Traversée du désert et renaissance

Luke Slater poursuit quelques années dans cette veine électro-pop sur le label NovaMute, notamment avec « Intensity » qui préfigure le son « turbine » du milieu des années 2000. En 2006 il crée son propre label Mote-Evolver, mais c’est une période où il n’est pas au mieux. « Je n’ai rien écrit pendant quelques années, concède-t-il à Phonographe Corp. De nombreuses choses changeaient dans ma vie privée, la quasi-totalité en fait et je devais m’en occuper. » Il sort quelques maxis d’autres artistes sur Mote-Evolver, des compilations mixées – Fear & Loathing 2, Fabric 32 –, mais c’est en réactivant son projet Planetary Assault System qu’il retrouve goût à la production. Créé en 1993, cet alias a toujours été ancré dans un son très techno, influencé originellement par Detroit et les premiers Jeff Mills. La série Planetary Funk, redoutable d’efficacité, a notamment traumatisé toute une génération de raveurs.

C’est aussi le side-projet avec lequel Slater a été le plus productif, publiant plusieurs albums comme The Drone Sector en 1997 ou Atomic Funkster en 2001. Mis en sommeil durant la période pop, son retour sur le label Mote-Evolver va attirer l’attention d’une des structures les plus en pointe de la techno des années 2000: Ostgut Ton, affiliée au Berghain. En 2009 c’est là qu’il sort Temporary Suspension, long format dans une veine métallique, hypnotique et percussive qui va sonner comme un retour en grâce. En paraissant sur le même label que Ben Klock ou Marcel Dettmann, Luke Slater va se faire connaître de tout un nouveau public qui ne se doute pas forcément de son statut de pionnier.
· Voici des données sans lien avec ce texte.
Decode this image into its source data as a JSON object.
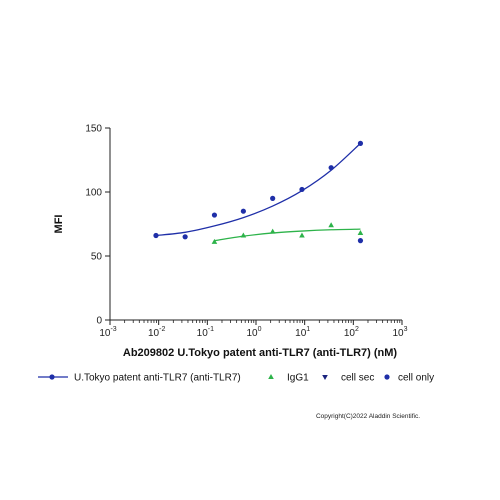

Suivent deux autres albums, toujours sur Ostgut, The Messenger en 2011 et Arc Angel cette année, qui confirme que le retour au premier plan de Slater n’était pas un chant du cygne, mais bien une véritable renaissance. Arc Angel le voit notamment déployer sur une vingtaine de titres une techno minérale, drone et hypnotique tout à fait en phase avec la scène contemporaine. Mais fidèle à sa réputation de ne pas se laisser enfermer dans une seule entité, notre homme a aussi créé depuis 2006 un nouvel alias L.B. Dub Corp. Si le nom pouvait laisser penser à de l’électronique aux fortes effluves jamaïcaines – il a été choisi en hommage au mythique label Studio One – le projet se dirige en réalité vers des sonorités plutôt house. Un album Unknow Origin est d’ailleurs paru en 2013 sur Ostgut avec un gros clin d’œil à Chicago, mais aussi – un peu quand même – à Kingston. Enfin cet été est aussi sorti Chronicles 1 une compilation reprenant des morceaux récents et plus anciens du projet The 7th Plain orienté ambient et techno « contemplative ». Une actualité chargée pour Luke Slater que l’on pourra d’ailleurs écouter le 2 novembre prochain à Paris dans le cadre du Transient Festival.